PHYSICAL DESCRIPTION: Small quarto (17x20.5cm) bound in panelled calf, spine recently renewed and corners strengthened. A lock is present on the lower board although the strap which would have made the book lockable is now absent. On the front pastedown is written in an early hand: ‘good Mr Stratford’. On the final pastedown, ‘Penelope Stratford Her Cook [Book] 1720’ and ‘Penelope S’ below along with penmanship and calculations. The manuscript begins on page 2 which has a tissue repair; the first leaf is assumed to be missing. Stratford has paginated for a few leaves only but her manuscript continues over 286 closely written pages, with only around 15 blanks - c75,000 words and c500 recipes. There seem to be two hands, often divided between a slightly earlier hand on the rectos - possibly Elizabeth Stratford’s - and Penelope Stratford’s own, on the versos, though this pattern is gradually complicated through the manuscript. Stratford was 60 in 1720 when she recorded her ownership inscription on the book - perhaps she felt she had been mistress of Belan long enough to assert herself thus. A few blanks have been filled in by an early 19th century writer who notes of Stratford’s hand: ‘this writing is as old as the time of which it was written. Georgina Gill’s old Book February 5th 1820’
WHISKY: The first recipe appears in the final quarter of the manuscript in the context of remedies and preserves. Named ‘Dr Fennells Usquebagh’ the recipe runs to 3 page in length and begins with ‘Primrose flowers, a p[oun]d of anaseeds fann’d cleane pick’t & dry’d before ye fire rub’d well from their stalks, & grossly bruis’d’ as well as lilly of the valley, rosewood and borage and 12 pounds of ‘Cittron sticks as thin as possible Strung with a needle on a very long thread so long as may hang into ye middle of ye barrel.’
Over the second and final page the recipe sets out a remarkable range of additional ingredients to flavour the liquor, instructing at one point: ‘Put ye Ambergreece into a glass Jarr yt will hold 12 quarts; pour some of ye distilled Usquebagh upon it, till Ye Jarr is full within a quart, corke it up close & tie a bladder over ye corke that no air may yet get in, let it infuse without heating for twelve days…’ This appears to be a serious undertaking with the assurance that ‘a barrel and halfe of Spirits of Mault will make a barrel of good Strong Usquabagh, less will make do if you use the rectified Spirit of wine for ye infusion.’ The recipe concludes that ‘you are to take eight spoonfuls twice or thrice a day’. The second recipe runs to two and a quarter pages, appears slightly less exotic in its ingredients though it does conclude, poetically, with the additions of ‘a few shameroughs all a little bruised’
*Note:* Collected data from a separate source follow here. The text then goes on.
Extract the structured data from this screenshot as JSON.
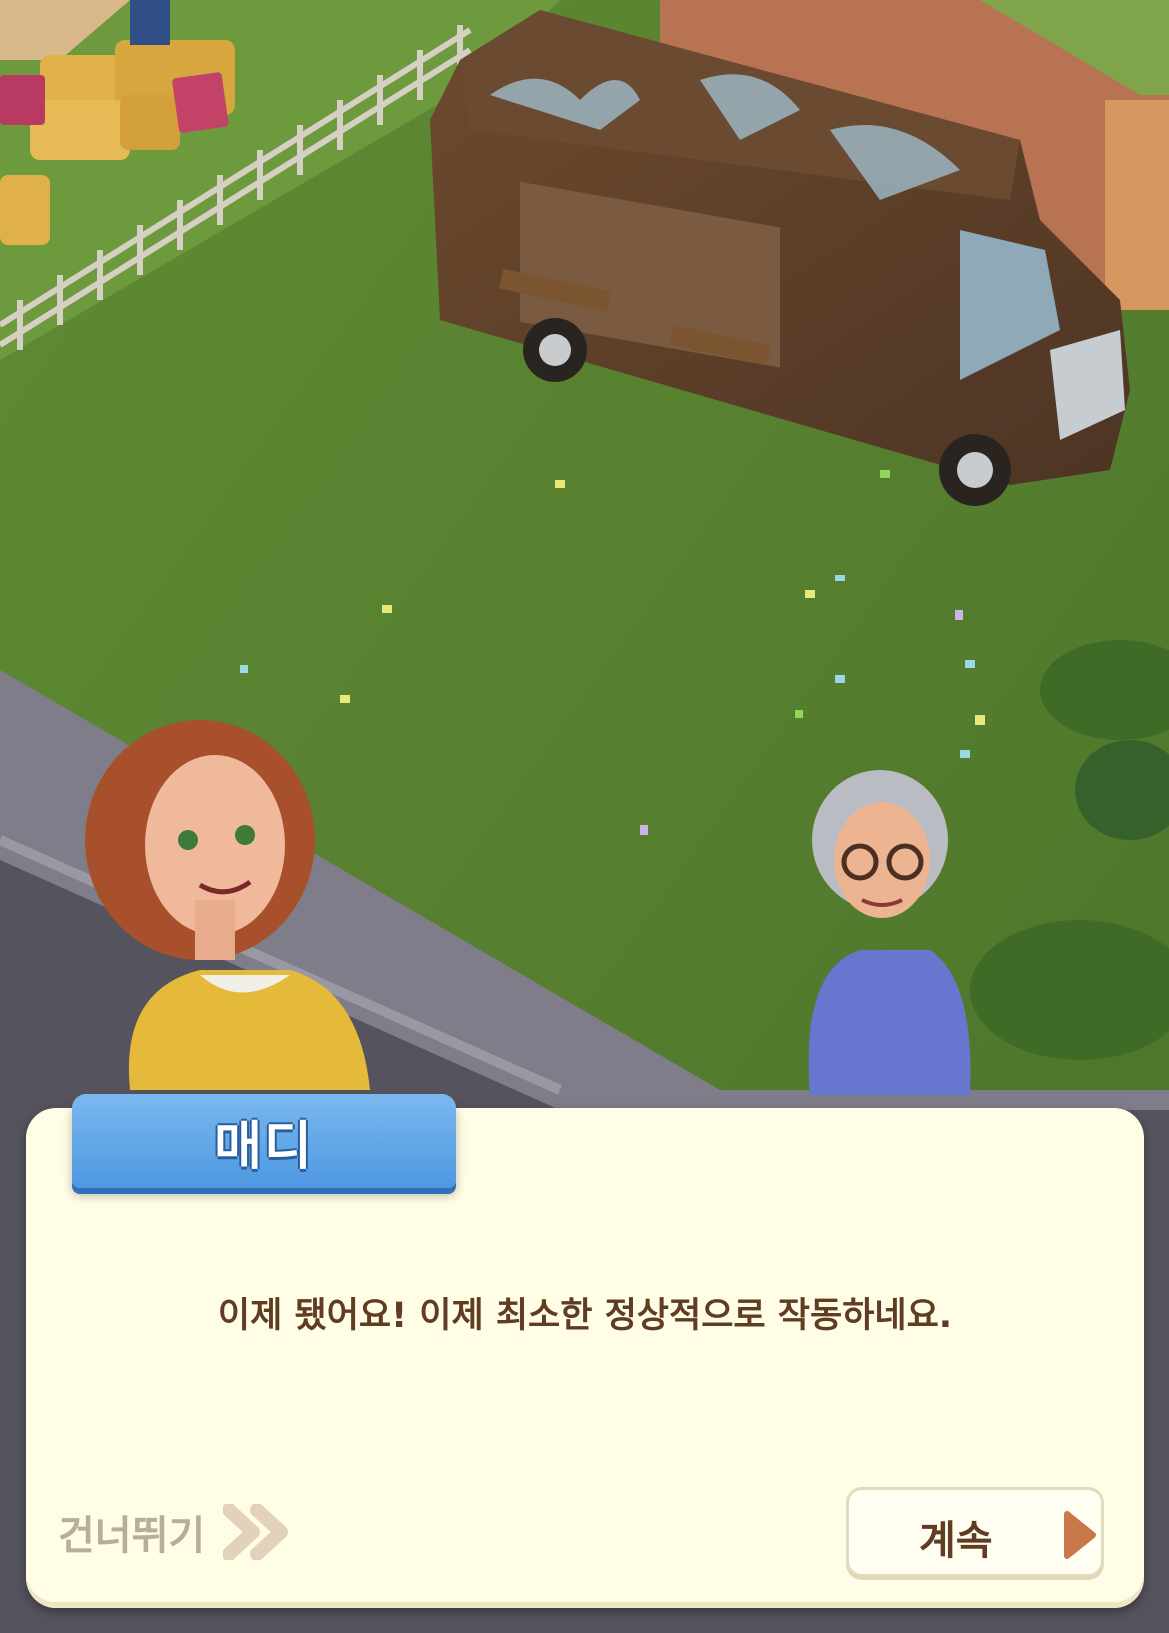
{
  "dialog": {
    "speaker_name": "매디",
    "message": "이제 됐어요! 이제 최소한 정상적으로 작동하네요.",
    "skip_label": "건너뛰기",
    "continue_label": "계속"
  },
  "icons": {
    "skip": "double-chevron-right-icon",
    "continue": "triangle-right-icon"
  },
  "colors": {
    "name_tab": "#5ba4e8",
    "dialog_bg": "#fffde6",
    "dialog_text": "#5f3c22",
    "skip_text": "#b7ad9a",
    "continue_arrow": "#c9784a"
  }
}
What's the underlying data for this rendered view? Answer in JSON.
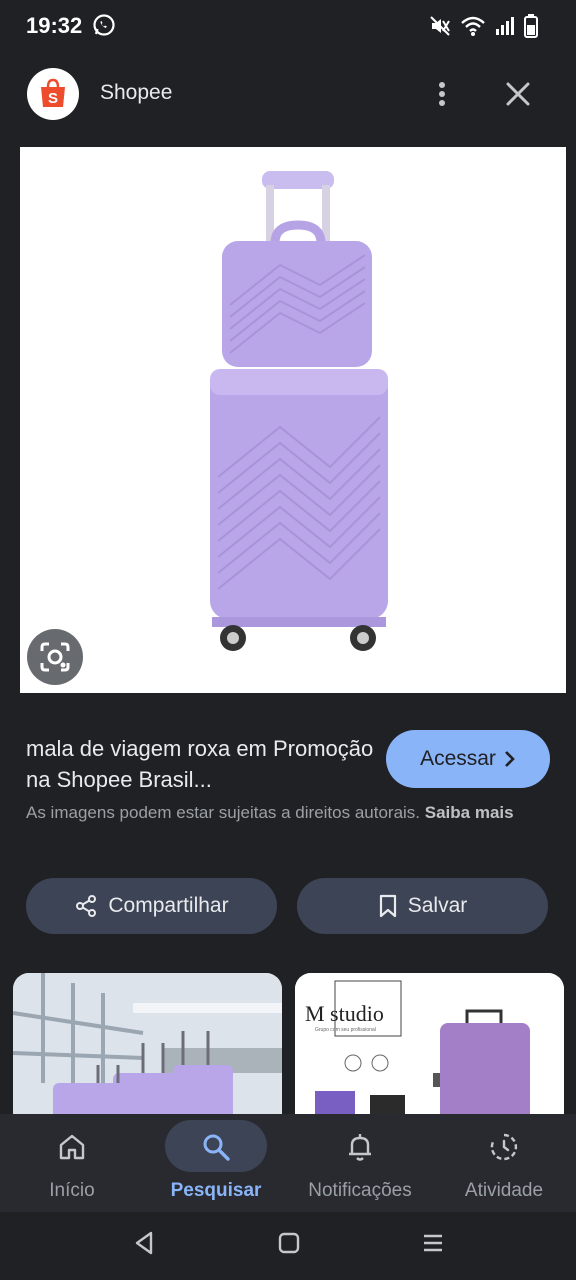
{
  "status_bar": {
    "time": "19:32",
    "icons": [
      "whatsapp-icon",
      "mute-icon",
      "wifi-icon",
      "signal-icon",
      "battery-icon"
    ]
  },
  "header": {
    "site_name": "Shopee",
    "logo_icon": "shopee-bag-icon",
    "menu_icon": "more-vert-icon",
    "close_icon": "close-icon"
  },
  "result": {
    "image_subject": "purple-luggage-set",
    "title": "mala de viagem roxa em Promoção na Shopee Brasil...",
    "visit_label": "Acessar",
    "copyright_text": "As imagens podem estar sujeitas a direitos autorais.",
    "learn_more": "Saiba mais"
  },
  "actions": {
    "share_label": "Compartilhar",
    "save_label": "Salvar"
  },
  "related": {
    "thumb2_brand": "M studio",
    "thumb2_tagline": "Grupo com seu profissional"
  },
  "bottom_nav": {
    "items": [
      {
        "label": "Início",
        "icon": "home-icon"
      },
      {
        "label": "Pesquisar",
        "icon": "search-icon",
        "active": true
      },
      {
        "label": "Notificações",
        "icon": "bell-icon"
      },
      {
        "label": "Atividade",
        "icon": "activity-icon"
      }
    ]
  },
  "colors": {
    "background": "#202124",
    "accent": "#8ab4f8",
    "pill": "#3c4455",
    "luggage": "#b9a6e8"
  }
}
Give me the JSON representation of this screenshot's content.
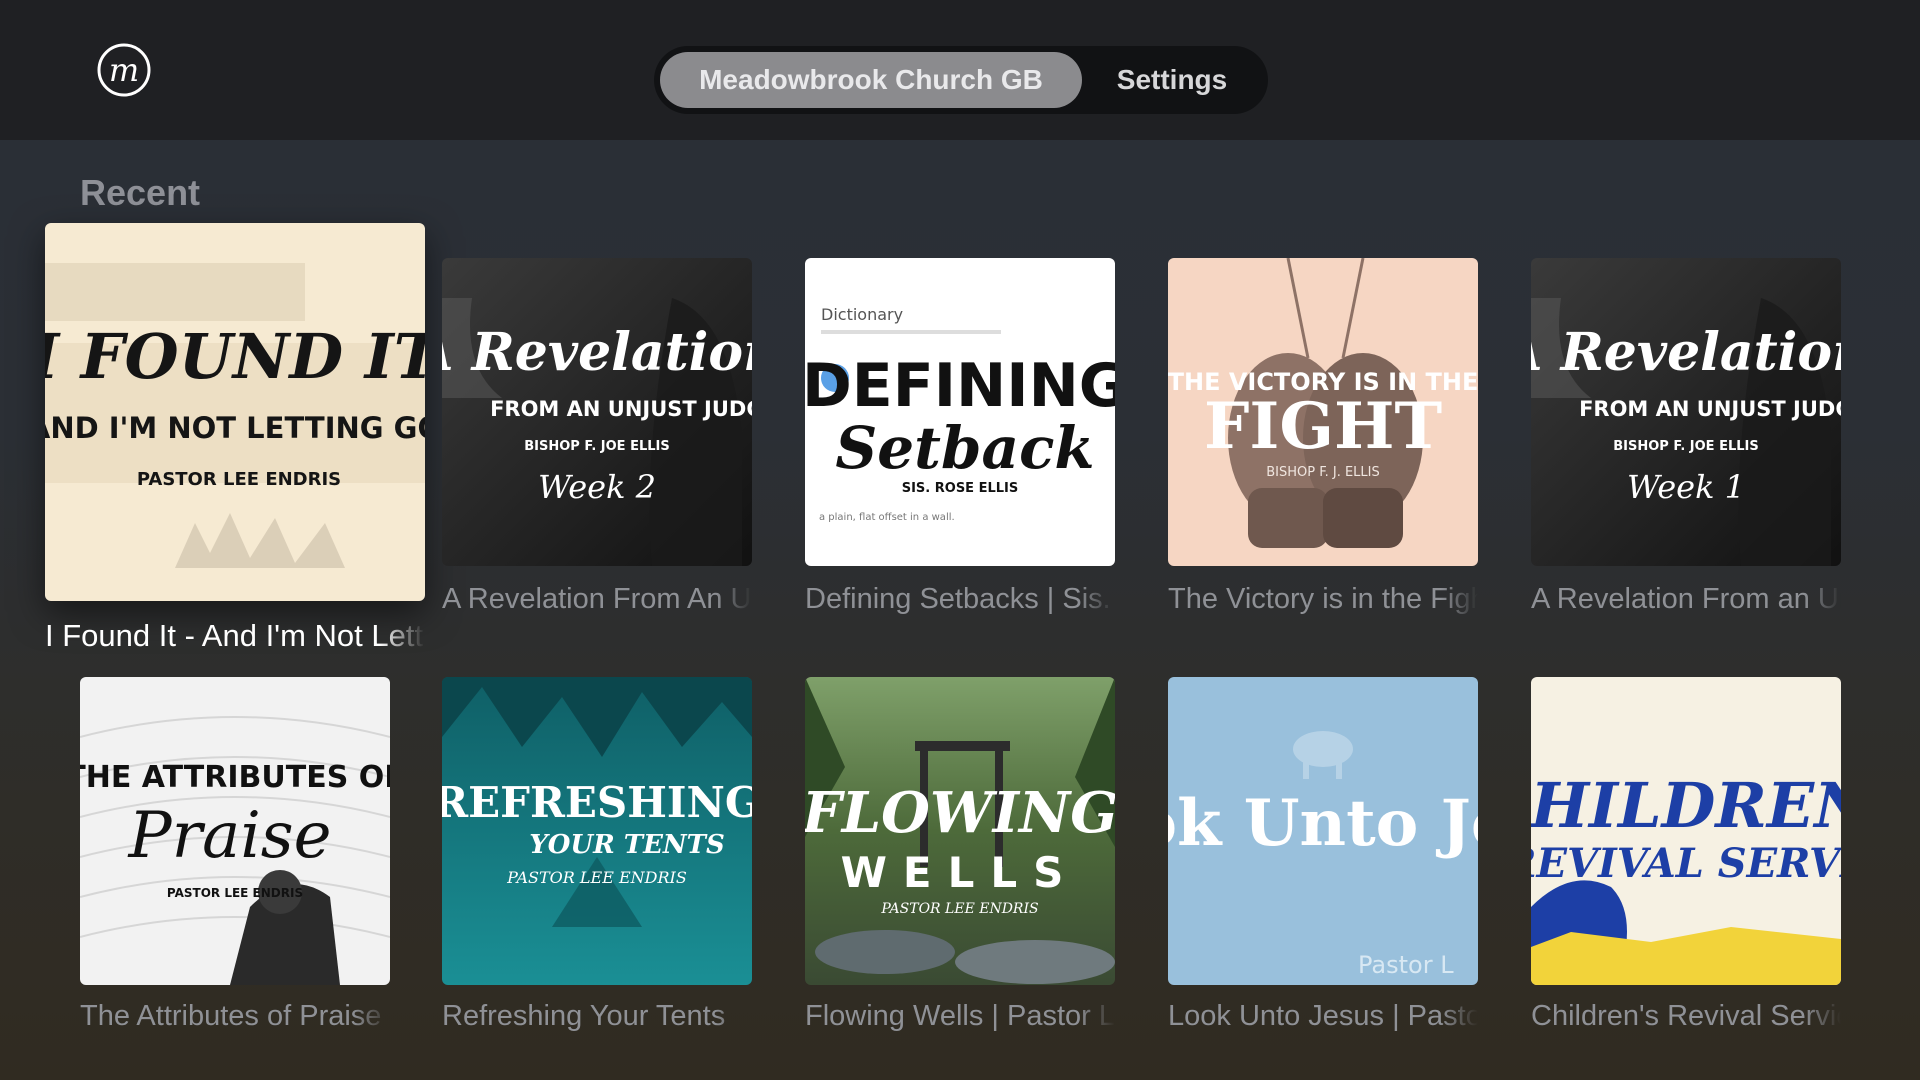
{
  "header": {
    "logo_letter": "m",
    "tabs": [
      {
        "label": "Meadowbrook Church GB",
        "active": true
      },
      {
        "label": "Settings",
        "active": false
      }
    ]
  },
  "section": {
    "title": "Recent"
  },
  "cards": [
    {
      "caption": "I Found It - And I'm Not Letting Go",
      "focused": true,
      "art": {
        "bg": "#f6ead2",
        "lines": [
          "I FOUND IT",
          "AND I'M NOT LETTING GO",
          "PASTOR LEE ENDRIS"
        ]
      }
    },
    {
      "caption": "A Revelation From An Unjust Judge",
      "art": {
        "bg": "#2b2b2b",
        "lines": [
          "A Revelation",
          "FROM AN UNJUST JUDGE",
          "BISHOP F. JOE ELLIS",
          "Week 2"
        ]
      }
    },
    {
      "caption": "Defining Setbacks | Sis. Rose Ellis",
      "art": {
        "bg": "#ffffff",
        "lines": [
          "Dictionary",
          "DEFINING",
          "Setback",
          "SIS. ROSE ELLIS",
          "a plain, flat offset in a wall."
        ]
      }
    },
    {
      "caption": "The Victory is in the Fight",
      "art": {
        "bg": "#f6d6c3",
        "lines": [
          "THE VICTORY IS IN THE",
          "FIGHT",
          "BISHOP F. J. ELLIS"
        ]
      }
    },
    {
      "caption": "A Revelation From an Unjust Judge",
      "art": {
        "bg": "#2b2b2b",
        "lines": [
          "A Revelation",
          "FROM AN UNJUST JUDGE",
          "BISHOP F. JOE ELLIS",
          "Week 1"
        ]
      }
    },
    {
      "caption": "The Attributes of Praise",
      "art": {
        "bg": "#f2f2f2",
        "lines": [
          "THE ATTRIBUTES OF",
          "Praise",
          "PASTOR LEE ENDRIS"
        ]
      }
    },
    {
      "caption": "Refreshing Your Tents",
      "art": {
        "bg": "#137b82",
        "lines": [
          "REFRESHING",
          "YOUR TENTS",
          "PASTOR LEE ENDRIS"
        ]
      }
    },
    {
      "caption": "Flowing Wells | Pastor Lee Endris",
      "art": {
        "bg": "#4f6a3c",
        "lines": [
          "FLOWING",
          "WELLS",
          "PASTOR LEE ENDRIS"
        ]
      }
    },
    {
      "caption": "Look Unto Jesus | Pastor Lee Endris",
      "art": {
        "bg": "#99c0dc",
        "lines": [
          "ok Unto Je",
          "Pastor L"
        ]
      }
    },
    {
      "caption": "Children's Revival Service",
      "art": {
        "bg": "#f6f1e3",
        "lines": [
          "CHILDREN",
          "REVIVAL SERVI"
        ]
      }
    }
  ]
}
RECIPES & RECEIPTS: The manuscript opens with a sequence of cake recipes that include ‘Madam Bagnod’s Cake’ and ‘Sattin Biskats’, ‘Lady Hamon’s Cake’ and ‘Of Lady Forterens way to preserve Green pear plums...’, ‘Lady Hammars way to preserve chinay oringes or others’. There are contributions from Mrs Byrne, ‘The Lady Owens Red Powder’ and from Mary Cole, Countess Drogheda (d1724) ‘To make Cashoue Drops Lady Mary Colly’. There are numerous recipes for wines as well as ‘A Diet Drink’ before the manuscript morphs into medical territory with ‘The Lady Poorescourt’s receipt for a Cancer in the breast’ (Lady Powerscourt, nee Eleanor Gore), ‘The Lady Dunganon’s Receipt for the Scurvy, ‘Basilikon or the Royall Ointment for a burn’ and ‘The Best Receipt Extant that ever was for the plague’. Pickling includes the intriguing instructions ‘To pickle Puffins’, ‘To make a Seed cake Lady Norris’s way’ and ‘Water for a Consumption, Lady Dunigall’ Mrs Milborne contributes ‘Lieutenant E Brereton’s Sauce for Fish’ with numerous recipes from Mrs Brereton and Mrs Broderick, Mrs Perse and Mrs Plunkett. From John Radcliffe (1653-1714, physician to Princess Anne) comes ‘The Bran Water Dr Ratcliff’, ‘The Powders. Doctor Ratcliff’, ‘The Electuary’ and ‘Dr Ratcliffes Diet Drink for Consumption’.